L’ordonnance de clôture est en date du 29 janvier 2021 dans chacune des deux procédures.
MOTIFS DE LA DÉCISION
Sur la jonction des procédures:
Il est de l’intérêt d’une bonne administration de la justice de procéder à la jonction des instances suivies sous les n° 18/786 et 18/788 pour être suivies sous le seul premier numéro.
Sur le fond :
Sur la validité du licenciement prononcé par M. X :
Par lettre en date du 27 octobre 2014, M. X a résilié le contrat de travail de Mme F en se fondant sur les dispositions du code du travail luxembourgeois, le motif du licenciement étant la vente du bateau Jopoly IV ; la lettre de licenciement précise que le préavis s’achèvera le 31 décembre 2014.

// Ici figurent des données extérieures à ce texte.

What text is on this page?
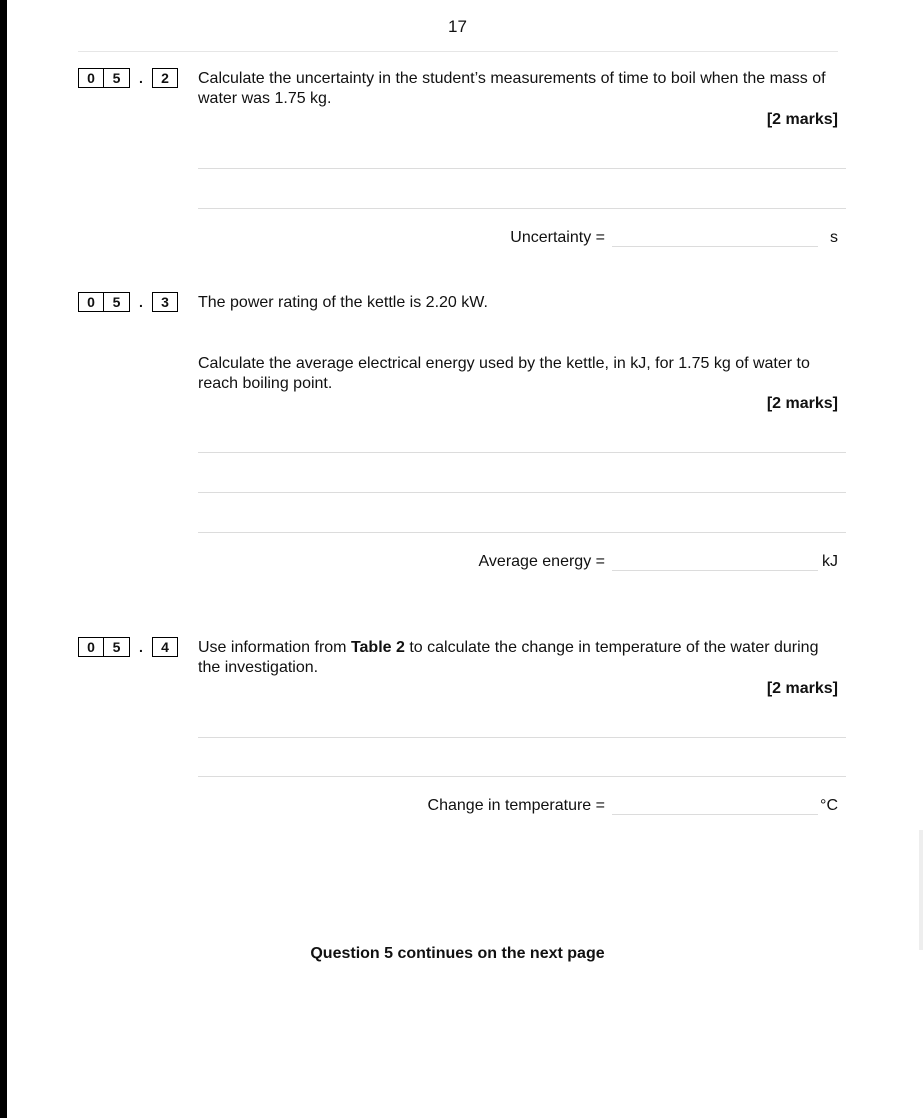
17
0	5	.	2	Calculate the uncertainty in the student’s measurements of time to boil when the mass of water was 1.75 kg.
[2 marks]
Uncertainty =	s
0	5	.	3	The power rating of the kettle is 2.20 kW.
Calculate the average electrical energy used by the kettle, in kJ, for 1.75 kg of water to reach boiling point.
[2 marks]
Average energy =	kJ
0	5	.	4	Use information from Table 2 to calculate the change in temperature of the water during the investigation.
[2 marks]
Change in temperature =	°C
Question 5 continues on the next page
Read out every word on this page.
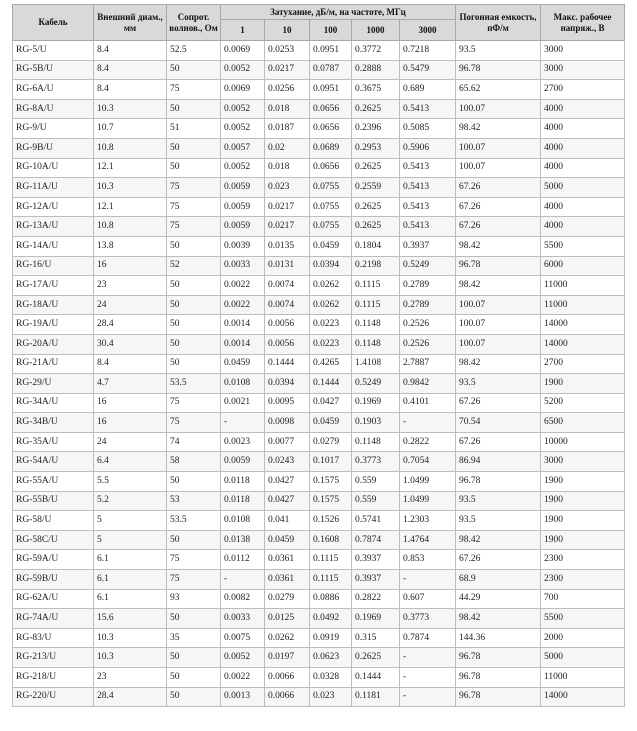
Кабель	Внешний диам., мм	Сопрот. волнов., Ом	Затухание, дБ/м, на частоте, МГц					Погонная емкость, пФ/м	Макс. рабочее напряж., В
			1	10	100	1000	3000		
RG-5/U	8.4	52.5	0.0069	0.0253	0.0951	0.3772	0.7218	93.5	3000
RG-5B/U	8.4	50	0.0052	0.0217	0.0787	0.2888	0.5479	96.78	3000
RG-6A/U	8.4	75	0.0069	0.0256	0.0951	0.3675	0.689	65.62	2700
RG-8A/U	10.3	50	0.0052	0.018	0.0656	0.2625	0.5413	100.07	4000
RG-9/U	10.7	51	0.0052	0.0187	0.0656	0.2396	0.5085	98.42	4000
RG-9B/U	10.8	50	0.0057	0.02	0.0689	0.2953	0.5906	100.07	4000
RG-10A/U	12.1	50	0.0052	0.018	0.0656	0.2625	0.5413	100.07	4000
RG-11A/U	10.3	75	0.0059	0.023	0.0755	0.2559	0.5413	67.26	5000
RG-12A/U	12.1	75	0.0059	0.0217	0.0755	0.2625	0.5413	67.26	4000
RG-13A/U	10.8	75	0.0059	0.0217	0.0755	0.2625	0.5413	67.26	4000
RG-14A/U	13.8	50	0.0039	0.0135	0.0459	0.1804	0.3937	98.42	5500
RG-16/U	16	52	0.0033	0.0131	0.0394	0.2198	0.5249	96.78	6000
RG-17A/U	23	50	0.0022	0.0074	0.0262	0.1115	0.2789	98.42	11000
RG-18A/U	24	50	0.0022	0.0074	0.0262	0.1115	0.2789	100.07	11000
RG-19A/U	28.4	50	0.0014	0.0056	0.0223	0.1148	0.2526	100.07	14000
RG-20A/U	30.4	50	0.0014	0.0056	0.0223	0.1148	0.2526	100.07	14000
RG-21A/U	8.4	50	0.0459	0.1444	0.4265	1.4108	2.7887	98.42	2700
RG-29/U	4.7	53.5	0.0108	0.0394	0.1444	0.5249	0.9842	93.5	1900
RG-34A/U	16	75	0.0021	0.0095	0.0427	0.1969	0.4101	67.26	5200
RG-34B/U	16	75	-	0.0098	0.0459	0.1903	-	70.54	6500
RG-35A/U	24	74	0.0023	0.0077	0.0279	0.1148	0.2822	67.26	10000
RG-54A/U	6.4	58	0.0059	0.0243	0.1017	0.3773	0.7054	86.94	3000
RG-55A/U	5.5	50	0.0118	0.0427	0.1575	0.559	1.0499	96.78	1900
RG-55B/U	5.2	53	0.0118	0.0427	0.1575	0.559	1.0499	93.5	1900
RG-58/U	5	53.5	0.0108	0.041	0.1526	0.5741	1.2303	93.5	1900
RG-58C/U	5	50	0.0138	0.0459	0.1608	0.7874	1.4764	98.42	1900
RG-59A/U	6.1	75	0.0112	0.0361	0.1115	0.3937	0.853	67.26	2300
RG-59B/U	6.1	75	-	0.0361	0.1115	0.3937	-	68.9	2300
RG-62A/U	6.1	93	0.0082	0.0279	0.0886	0.2822	0.607	44.29	700
RG-74A/U	15.6	50	0.0033	0.0125	0.0492	0.1969	0.3773	98.42	5500
RG-83/U	10.3	35	0.0075	0.0262	0.0919	0.315	0.7874	144.36	2000
RG-213/U	10.3	50	0.0052	0.0197	0.0623	0.2625	-	96.78	5000
RG-218/U	23	50	0.0022	0.0066	0.0328	0.1444	-	96.78	11000
RG-220/U	28.4	50	0.0013	0.0066	0.023	0.1181	-	96.78	14000
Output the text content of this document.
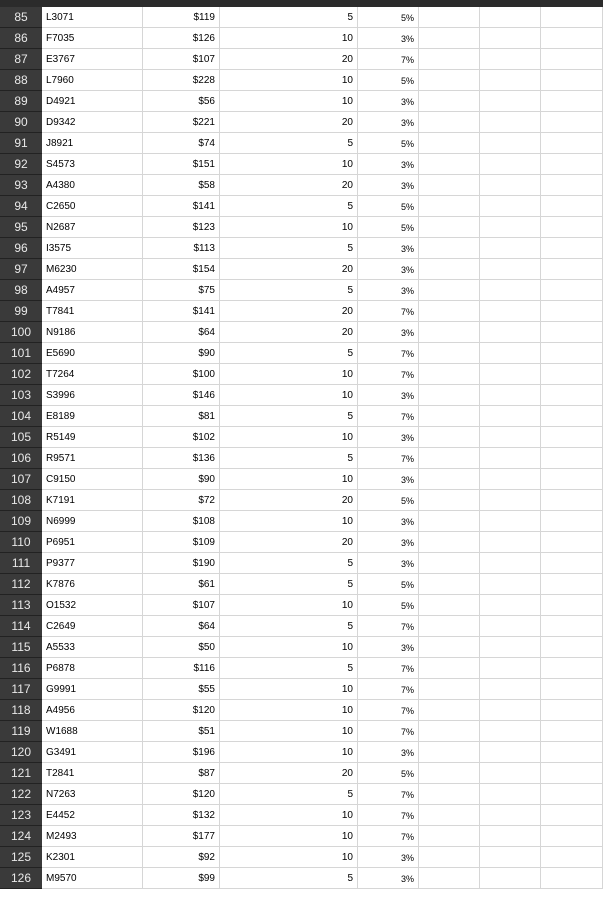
85	L3071	$119	5	5%
86	F7035	$126	10	3%
87	E3767	$107	20	7%
88	L7960	$228	10	5%
89	D4921	$56	10	3%
90	D9342	$221	20	3%
91	J8921	$74	5	5%
92	S4573	$151	10	3%
93	A4380	$58	20	3%
94	C2650	$141	5	5%
95	N2687	$123	10	5%
96	I3575	$113	5	3%
97	M6230	$154	20	3%
98	A4957	$75	5	3%
99	T7841	$141	20	7%
100	N9186	$64	20	3%
101	E5690	$90	5	7%
102	T7264	$100	10	7%
103	S3996	$146	10	3%
104	E8189	$81	5	7%
105	R5149	$102	10	3%
106	R9571	$136	5	7%
107	C9150	$90	10	3%
108	K7191	$72	20	5%
109	N6999	$108	10	3%
110	P6951	$109	20	3%
111	P9377	$190	5	3%
112	K7876	$61	5	5%
113	O1532	$107	10	5%
114	C2649	$64	5	7%
115	A5533	$50	10	3%
116	P6878	$116	5	7%
117	G9991	$55	10	7%
118	A4956	$120	10	7%
119	W1688	$51	10	7%
120	G3491	$196	10	3%
121	T2841	$87	20	5%
122	N7263	$120	5	7%
123	E4452	$132	10	7%
124	M2493	$177	10	7%
125	K2301	$92	10	3%
126	M9570	$99	5	3%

Mme F conteste la validité du licenciement prononcé par M. X, selon elle irrégulier en la forme pour ne pas avoir été précédé d’un entretien préalable et dénué de cause réelle et sérieuse sur le fond, dans la mesure où il y a eu transfert de l’unité économique, le bateau, lors de sa vente et que ce licenciement étant illégal, elle soutient son droit à indemnisation du préjudice qu’elle a subi à hauteur de six mois d’indemnisation.
M. X lui oppose les dispositions du code du travail luxembourgeois et celle de la directive
2001/23/CE qui exclut les navires de mer du droit au maintien du contrat de travail en cas de vente du navire.
Il est constant que les parties ont signé un contrat de droit luxembourgeois d’engagement maritime, le propriétaire étant de nationalité luxembourgeoise et le navire battant ce pavillon ; pour le licenciement, M. X a appliqué la loi du contrat ; pour écarter la loi d’autonomie, Mme F n’est pas fondée à soutenir qu’elle aurait été privée d’un droit impératif en invoquant les dispositions de l’article L.1224-1 du code du travail, lequel n’est pas applicable à la vente d’un bateau de plaisance appartenant à un particulier dans la mesure où une telle vente n’emporte pas transfert d’un ensemble organisé de personnes et d’éléments corporels et incorporels permettant une activité économique poursuivant un objectif propre, Mme F n’alléguant ni ne démontrant que ce bateau ne servait pas uniquement à une utilisation privée sans visée commerciale, étant également justement opposée par M. X la directive 2001/23/CE excluant les navires de mer des règles relatives aux transferts d’entreprise, norme supra-nationale s’imposant aux deux états membres que sont la France et le Luxembourg.
Par ailleurs, il résulte du code du travail luxembourgeois que le licenciement doit être fondé sur un motif sérieux, réel, objectif et précis, l’employeur ne pouvant, en cas de contestation, invoquer d’autres motifs a posteriori, ce motif étant, en tout état de cause, soumis à l’appréciation du juge ; ce licenciement est assorti d’un préavis et d’une indemnité de départ, en fonction de l’ancienneté du salarié ; en l’espèce, Mme F n’invoque pas avoir été privée de ses droits à ce titre ; dès lors, les dispositions impératives de la loi française ne sont pas plus protectrices que celles de la loi choisie par les parties dans le contrat de travail.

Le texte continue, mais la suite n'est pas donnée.